L’Iran veut asseoir son rôle au sein de la région et assurer un contrepoids à la puissance sunnite représentée par Ryad. Elle entend ainsi étendre son influence, selon les propos du roi Abdallah de Jordanie en 2004, sur un « croissant chiite » allant de l’Iran au Liban, en passant par l’Irak et la Syrie (lire ici).

En ce sens, la présence de la République islamique à l’ensemble des réunions visant à trouver une solution au conflit syrien (le 30 octobre 2015 à la conférence de Vienne et le 3 mai 2017 à Astana) est une victoire diplomatique majeure (lire ici et ici). Toutefois, ce sont les Russes et les Turcs qui dirigent à présent les débats.

Aujourd’hui, l’Iran est le principal soutien militaire au sol de Bachar Al Assad en Syrie. Au-delà du facteur d’influence que constitue un tel appui, il s’agit pour le pays de protéger sa frontière occidentale (intervention en Irak) et, en Syrie, de conserver une alliance utile avec ce pays pro-chiite, ayant par ailleurs une frontière commune avec Israël, l’ennemi de toujours, et le Liban, patrie de ses alliés du Hezbollah (lire ici).

Depuis la signature d’un accord sur le nucléaire à l’été 2015 et l’accession au pouvoir d’un président modéré, l’Iran tend à vouloir « normaliser » ses relations avec le reste du monde, notamment avec les États-Unis. Depuis la levée des sanctions internationales, le pays essaye ainsi d’attirer les investissements étrangers, ce qui l’a amené à revoir sa diplomatie. Aujourd’hui, le pays veut s’imposer comme un interlocuteur incontournable de la zone, poursuivant des intérêts communs avec les grandes puissances (la contingence et l’élimination de Daesh) et ayant une approche pragmatique en matière d’échanges internationaux.

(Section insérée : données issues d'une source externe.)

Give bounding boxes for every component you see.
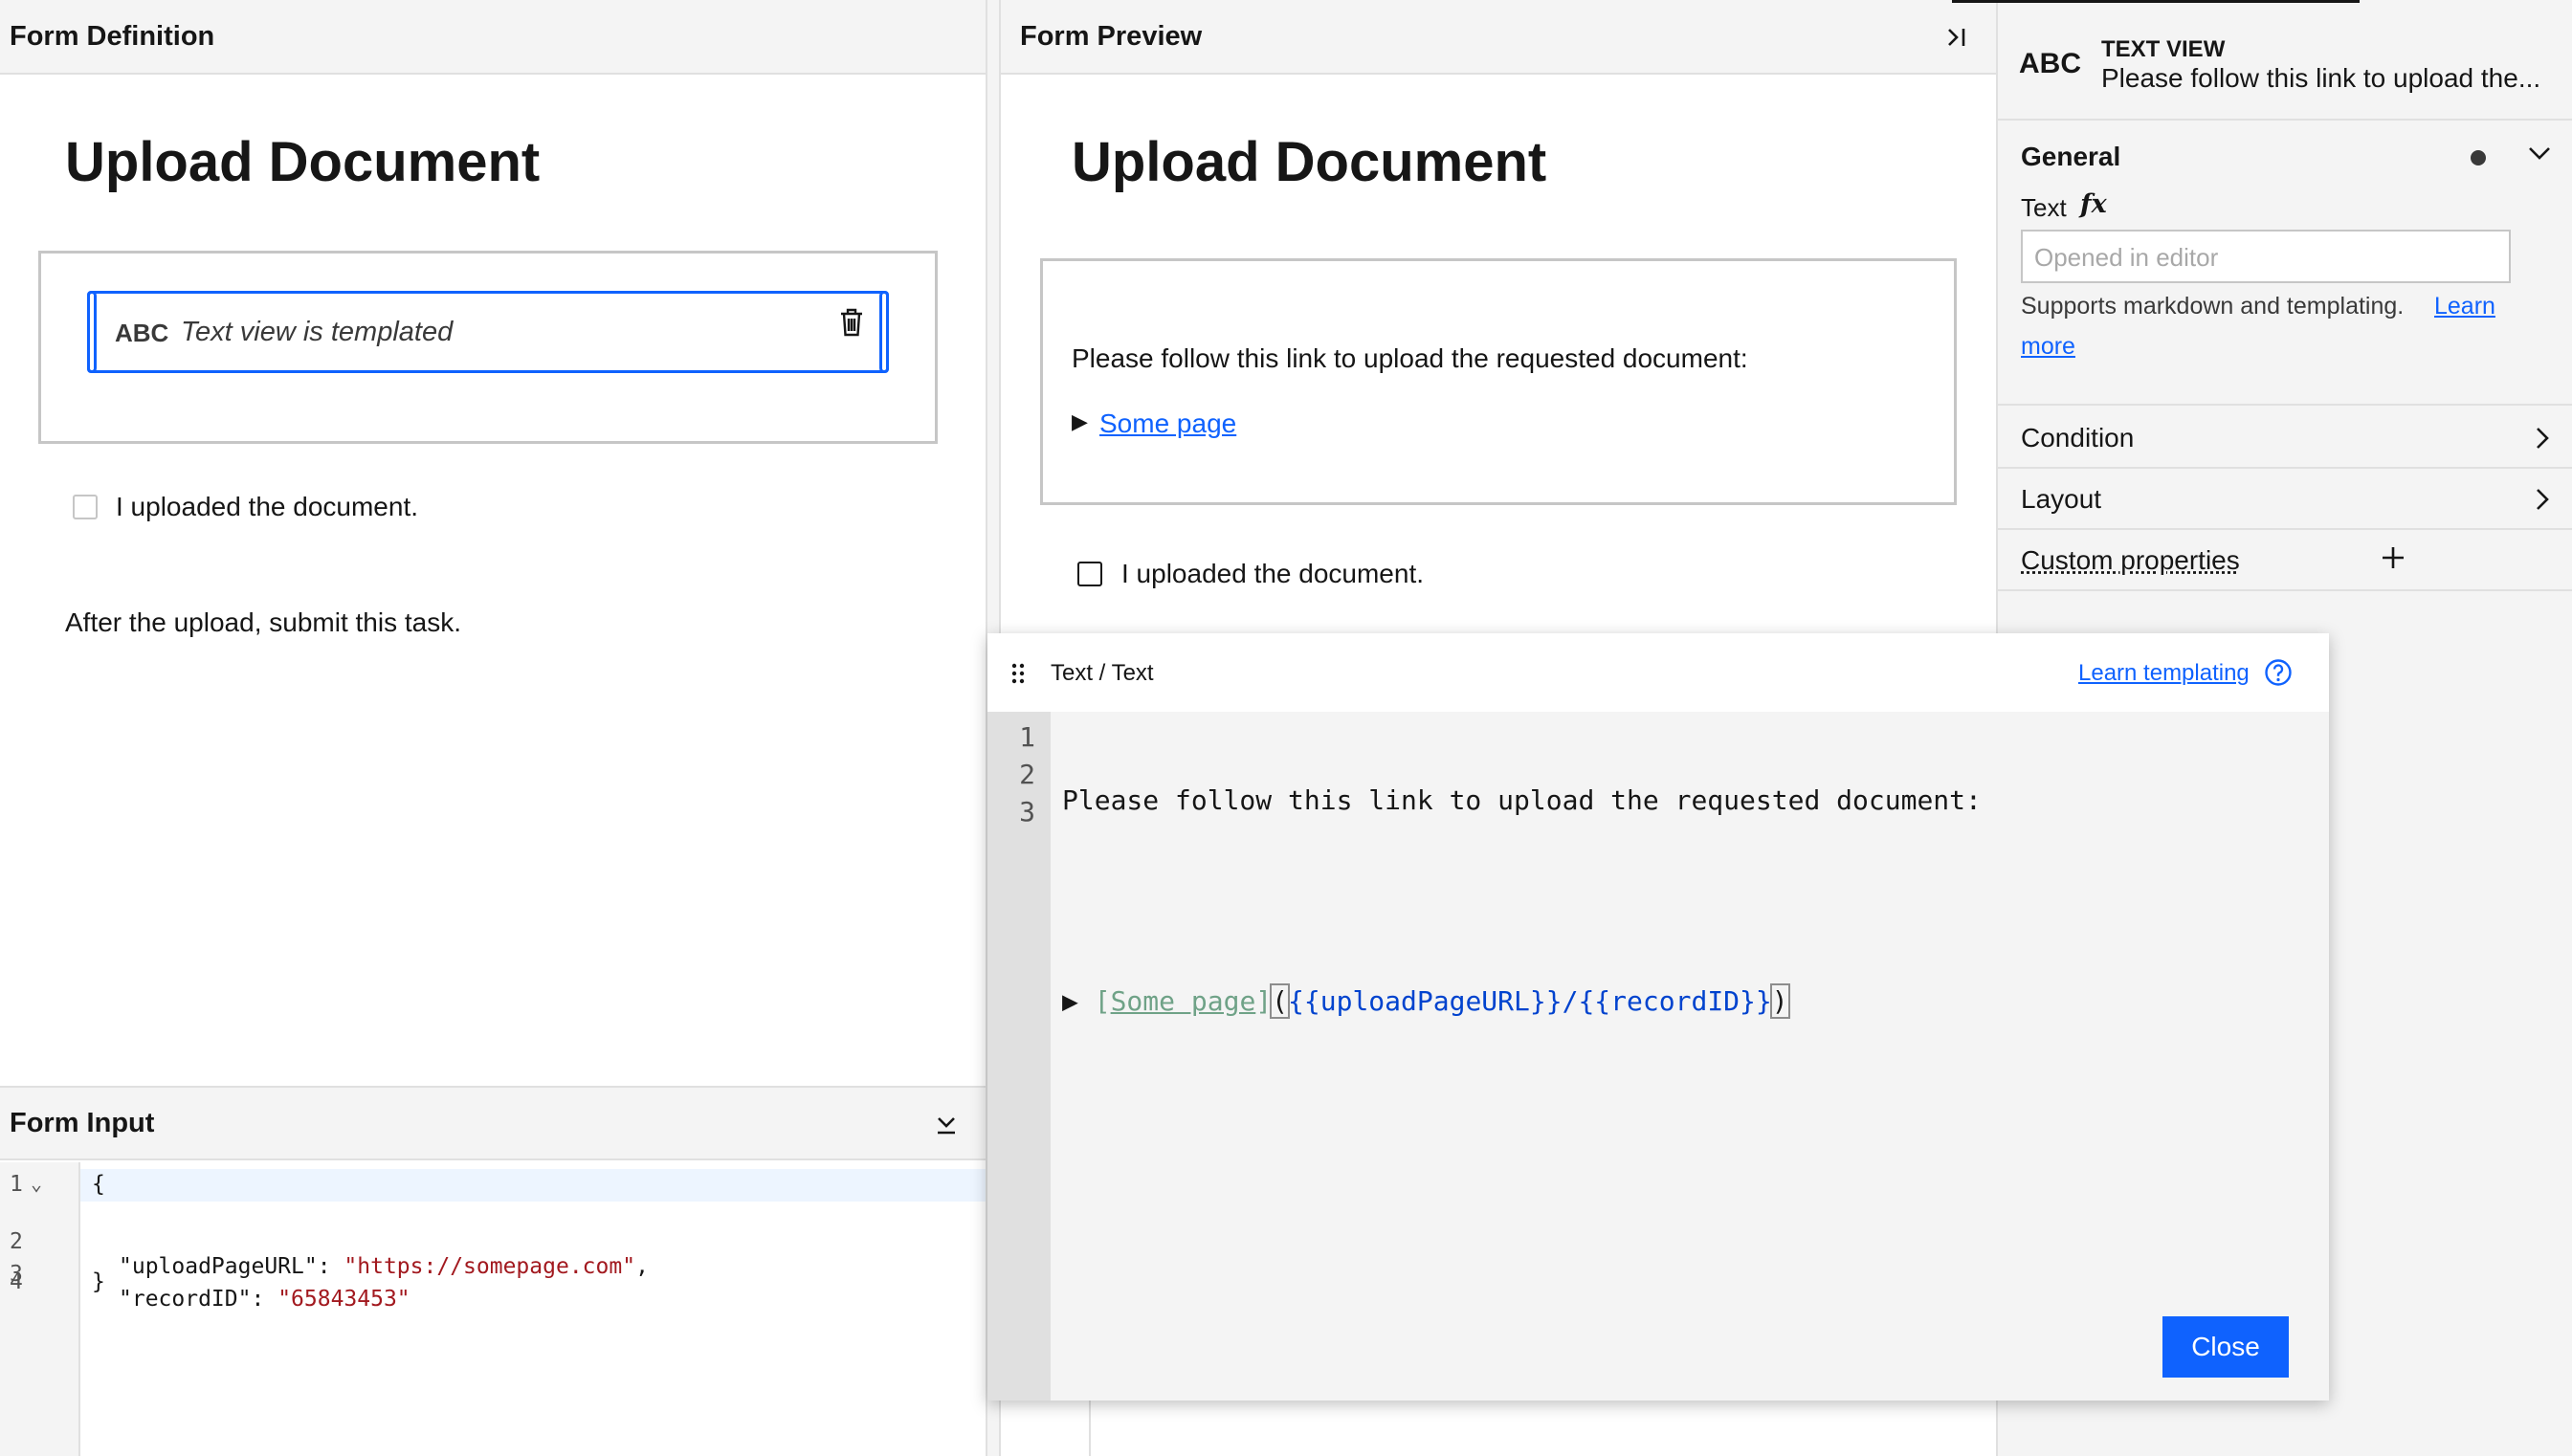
form-preview-header: Form Preview [1001, 0, 1996, 75]
code-line-1: Please follow this link to upload the re… [1062, 784, 1982, 816]
text-view-label: Text view is templated [181, 317, 454, 347]
text-editor-modal: Text / Text Learn templating 1 2 3 Pleas… [987, 633, 2329, 1401]
trash-icon[interactable] [838, 307, 865, 338]
helper-text: Supports markdown and templating. [2021, 293, 2405, 320]
code-bracket-close: ] [1255, 985, 1273, 1017]
json-key: "uploadPageURL" [119, 1254, 318, 1279]
json-sep: : [317, 1254, 344, 1279]
properties-summary-header: ABC TEXT VIEW Please follow this link to… [1998, 0, 2572, 121]
preview-page-title: Upload Document [1072, 131, 1547, 193]
json-code: } [92, 1269, 105, 1294]
form-input-title: Form Input [10, 1107, 155, 1138]
code-paren-close: ) [1769, 983, 1790, 1019]
form-preview-title: Form Preview [1020, 20, 1203, 52]
code-link-text: Some page [1110, 985, 1256, 1017]
code-id-variable: {{recordID}} [1578, 985, 1772, 1017]
preview-lower-line [1089, 1401, 1091, 1456]
help-icon[interactable] [2264, 658, 2293, 687]
layout-section[interactable]: Layout [1998, 469, 2572, 530]
json-line-number: 4 [10, 1269, 23, 1294]
json-value: "65843453" [277, 1287, 410, 1312]
resize-handle-left[interactable] [87, 291, 97, 373]
preview-checkbox-label: I uploaded the document. [1121, 559, 1425, 588]
code-line-3: ▶ [Some page]({{uploadPageURL}}/{{record… [1062, 983, 2316, 1023]
condition-section[interactable]: Condition [1998, 406, 2572, 469]
properties-badge: ABC [2019, 48, 2081, 79]
json-editor[interactable]: 1 ⌄ { 2 "uploadPageURL": "https://somepa… [0, 1162, 986, 1456]
definition-checkbox[interactable] [73, 495, 98, 519]
general-section-title[interactable]: General [2021, 142, 2120, 172]
learn-more-link-1[interactable]: Learn [2434, 293, 2495, 320]
close-button-label: Close [2191, 1332, 2260, 1361]
code-line-number: 2 [1019, 759, 1035, 790]
chevron-right-icon [2536, 427, 2549, 450]
modal-breadcrumb: Text / Text [1051, 660, 1154, 686]
fx-icon[interactable]: fx [2080, 189, 2107, 219]
learn-templating-link[interactable]: Learn templating [2078, 660, 2250, 687]
code-paren-open: ( [1270, 983, 1290, 1019]
code-editor-text[interactable]: Please follow this link to upload the re… [1062, 721, 2316, 1086]
preview-bullet-icon: ▶ [1072, 409, 1088, 433]
preview-checkbox[interactable] [1077, 562, 1102, 586]
chevron-right-icon [2536, 488, 2549, 511]
properties-type-label: TEXT VIEW [2101, 36, 2226, 62]
code-slash: / [1562, 985, 1579, 1017]
modified-dot-icon [2471, 150, 2486, 165]
text-property-label: Text [2021, 193, 2067, 222]
collapse-panel-icon[interactable] [1946, 27, 1967, 48]
definition-footer-text: After the upload, submit this task. [65, 607, 461, 637]
form-input-header: Form Input [0, 1086, 986, 1160]
close-button[interactable]: Close [2162, 1316, 2289, 1378]
resize-handle-right[interactable] [879, 291, 889, 373]
json-trail: , [635, 1254, 649, 1279]
general-section: General Text fx Opened in editor Support… [1998, 121, 2572, 406]
code-url-variable: {{uploadPageURL}} [1288, 985, 1563, 1017]
code-bracket-open: [ [1094, 985, 1111, 1017]
json-code: { [92, 1172, 105, 1197]
text-view-badge: ABC [115, 319, 169, 347]
json-line-number: 1 [10, 1172, 23, 1197]
code-line-number: 1 [1019, 721, 1035, 753]
custom-properties-label: Custom properties [2021, 545, 2240, 575]
json-active-line [80, 1169, 986, 1202]
preview-some-page-link[interactable]: Some page [1099, 408, 1236, 439]
preview-group-container [1040, 258, 1957, 505]
form-definition-header: Form Definition [0, 0, 986, 75]
add-icon[interactable] [2381, 545, 2406, 570]
code-bullet: ▶ [1062, 985, 1095, 1017]
chevron-up-icon[interactable] [2528, 145, 2551, 161]
text-view-element[interactable]: ABC Text view is templated [87, 291, 889, 373]
layout-label: Layout [2021, 484, 2102, 514]
text-property-placeholder: Opened in editor [2034, 243, 2219, 272]
definition-checkbox-label: I uploaded the document. [116, 492, 419, 521]
drag-handle-icon[interactable] [1010, 662, 1026, 685]
properties-summary-text: Please follow this link to upload the... [2101, 63, 2541, 93]
code-line-numbers: 1 2 3 [987, 721, 1035, 833]
json-line-3: 3 "recordID": "65843453" [0, 1237, 410, 1336]
fold-chevron-icon[interactable]: ⌄ [31, 1172, 42, 1195]
json-value: "https://somepage.com" [344, 1254, 636, 1279]
definition-page-title: Upload Document [65, 131, 541, 193]
form-definition-title: Form Definition [10, 20, 215, 52]
learn-more-link-2[interactable]: more [2021, 333, 2075, 361]
preview-instruction-text: Please follow this link to upload the re… [1072, 343, 1748, 373]
code-line-number: 3 [1019, 796, 1035, 827]
json-key: "recordID" [119, 1287, 252, 1312]
text-property-input[interactable]: Opened in editor [2021, 230, 2511, 283]
modal-header: Text / Text Learn templating [987, 633, 2329, 712]
custom-properties-section[interactable]: Custom properties [1998, 530, 2572, 591]
json-sep: : [251, 1287, 278, 1312]
collapse-down-icon[interactable] [936, 1114, 957, 1136]
condition-label: Condition [2021, 423, 2135, 452]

Ce que veulent les Saoudiens

Les Saoudiens sont la puissance dominante de la région. Gardiens des lieux saints (La Mecque et Médine), l’alliance qu’ils ont passée avec les États-Unis en 1945 lors du pacte du Quincy (lire ici) leur assure la protection des Américains en échange d’un accès garanti au pétrole saoudien, ce qui assoit leur suprématie régionale.

Les Saoudiens souhaitent essentiellement maintenir un statu quo dans la région et ne pas voir leur domination remise en cause. Ils voient ainsi d’un très mauvais œil l’accord passé par les Américains avec les Iraniens à propos du nucléaire de ces derniers, remettant leur adversaire de toujours dans le jeu diplomatique.

La crainte majeure du royaume est de voir la volonté de développement iranienne déstabiliser le pays. C’est sans doute la raison qui les a poussés à intervenir au Yemen où la minorité chiite, soutenue par Téhéran, s’est soulevée contre le pouvoir en place. Même si la raison officielle était la protection du golfe d’Aden et du détroit de Bab El Mandeb bordant le pays et qui sont l’une des principales voies de circulation du pétrole. La crainte de se retrouver encerclés par des forces chiites (au Yemen au sud et en Irak au nord) les a forcés à agir. Le risque que voient les Saoudiens est que leur population chiite minoritaire, située dans la région nord-est, où se trouve l’essentiel des réserves pétrolières, veuille faire sécession pour rejoindre le « croissant chiite ».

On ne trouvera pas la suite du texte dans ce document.